Arlington, VA

Progressive Voice is an biweekly opinion column. The views expressed are solely the author’s.

By Cheryl Moore

Every year from Thanksgiving through year-end, my mail fills up with pleas from various nonprofit organizations — for financial donations, groceries or holiday gifts for low-income families in Arlington.

Nonprofits’ posts on Facebook and Twitter remind me that, despite Arlington’s wealth, many people still struggle with needs like food, housing, education and employment.

“We have over 28,000 people in Arlington living on $35,000 for a family of four,” says Anita Friedman, director of Arlington County’s Department of Human Services.

While our holiday donations help in the short-term, just throwing money at a problem isn’t necessarily a progressive solution.

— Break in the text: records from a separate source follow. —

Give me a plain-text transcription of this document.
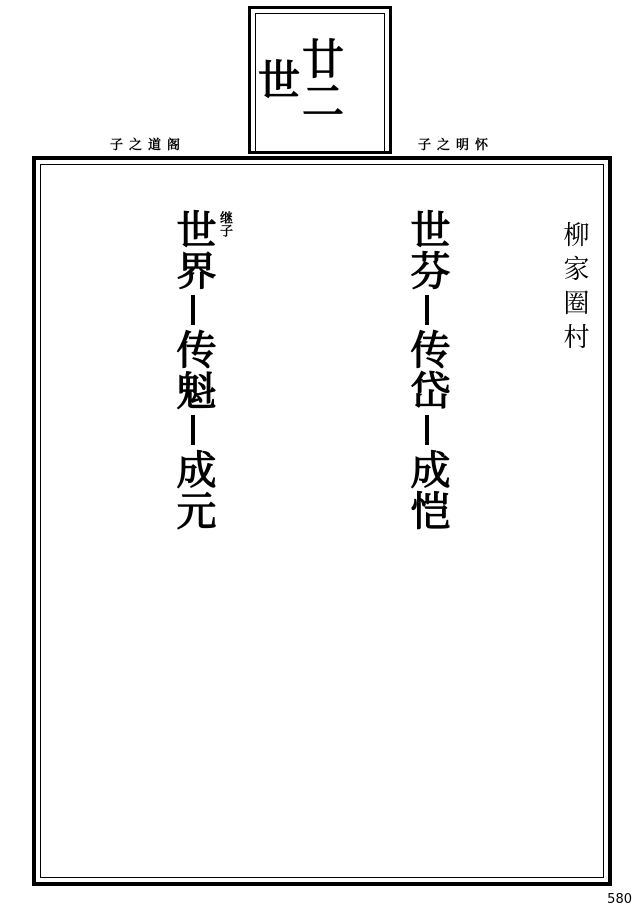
廿二世
子之道阁	子之明怀
世芬
传岱
成恺
世界
传魁
成元
继子	柳家圈村
580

To reduce disparity, we need to fundamentally tackle the root causes that are keeping some in our community from achieving stability and success.

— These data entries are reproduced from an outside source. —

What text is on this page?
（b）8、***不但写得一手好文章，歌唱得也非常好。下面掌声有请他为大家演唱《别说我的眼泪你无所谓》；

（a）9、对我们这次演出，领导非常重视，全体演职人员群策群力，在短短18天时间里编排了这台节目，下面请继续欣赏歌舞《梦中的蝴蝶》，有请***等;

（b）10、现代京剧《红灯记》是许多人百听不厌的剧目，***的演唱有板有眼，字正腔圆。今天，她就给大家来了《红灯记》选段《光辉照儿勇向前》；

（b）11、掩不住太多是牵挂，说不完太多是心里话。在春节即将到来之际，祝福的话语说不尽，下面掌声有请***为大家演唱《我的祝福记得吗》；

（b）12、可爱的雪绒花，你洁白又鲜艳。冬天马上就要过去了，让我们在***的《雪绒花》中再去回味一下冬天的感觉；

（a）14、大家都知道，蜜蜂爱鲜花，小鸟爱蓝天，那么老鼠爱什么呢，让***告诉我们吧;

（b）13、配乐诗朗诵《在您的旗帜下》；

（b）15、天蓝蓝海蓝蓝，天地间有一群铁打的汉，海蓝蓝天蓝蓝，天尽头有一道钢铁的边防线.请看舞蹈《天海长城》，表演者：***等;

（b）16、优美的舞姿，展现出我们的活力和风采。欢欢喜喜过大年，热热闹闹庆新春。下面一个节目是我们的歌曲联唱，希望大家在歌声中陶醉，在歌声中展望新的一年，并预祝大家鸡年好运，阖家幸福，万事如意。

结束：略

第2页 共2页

Making systemic change supports employment, education and health care–some of the tools needed as a springboard to self-sufficiency. Here are just a few examples.

  • Building a better future for Arlington residents living on the edge is the goal of the Bridges Out of Poverty Leaders in Arlington’s nonprofit sector, Arlington County staff, and the Arlington Community Foundation are collaborating on lifting families out of poverty by coordinating resources in health, mental health, employment, child care, education, housing and social capital. This goes beyond just day-to-day stabilization.
  • La Cocina VA is a culinary training program for un-employed and under-employed immigrants. Students graduate with the practical skills and English-language proficiency that help them secure higher-paying jobs in the food service industry.
  • Just Neighbors provides legal services that enable low-income immigrants and refugees to gain the legal status they need to work, so that they can support themselves and become self-sustaining members of their communities.
  • R.E.A.D. (Read Early and Daily) offers families in need a free book a month for each child between birth and five years old. They also promote family literacy by sponsoring family reading playgroups.
  • APAH (Arlington Partnership for Affordable Housing) is partnering with Edu-Futuro to prepare high school students for college and careers through skill-building in writing and public speaking.
  • Arlington Free Clinic‘s “Filling the Gap Campaign” aims to triple the number of low-income clients who receive dental care. Because many diseases that start in the mouth can cause life-threatening illness and chronic conditions, proper dental care has an enormous effect on health and well-being.

“Change is happening, but it takes time,” said Arlington County’s Friedman. “Coalitions of nonprofits such as Bridges out of Poverty have been bringing the voice of the poor to the forefront so that our approaches to helping people are informed by their day-to-day realities.”

Each of us can also help promote systemic change. Consider first steps such as:

  • If your employer has an ongoing relationship with a local nonprofit, ask what can be done in addition to hands-on, practical assistance. Your company may be able to offer help with strategic planning or other ways to address root causes of a problem.
  • Urge your elected officials to make job training and education that support low-income individuals a priority in the County budget and hold them accountable.
  • Support legislative efforts that enable jurisdictions like Arlington to set a minimum wage higher than the $7.25 per hour mandated by the federal government. According to the Massachusetts Institute of Technology living wage calculator, the annual income it takes to raise three children in a household with two working adults in Arlington is over $92,000. You can also support Sen. Barbara Favola’s (D-31) bill to provide paid sick leave for the 1.2 million Virginians — mostly low-income–who do not receive it.

It’s still important to support Arlington’s vulnerable residents by contributing to safety-net programs. As Charlie Meng, director of the Arlington County Food Assistance Center said “During the month of December, we must raise over 25% of our annual goal.”

Yet we also need to focus much harder on affecting long-term transformation. Creating a more hospitable and equitable environment for everyone who lives here requires getting behind strategies that offer a springboard to a better future.

Cheryl Moore is an active community member and volunteer who has lived in Arlington since 1983.

Editor’s note: A few Progressive Voice columns, including this one, will be publishing outside of the new biweekly schedule, following our column changes earlier this fall.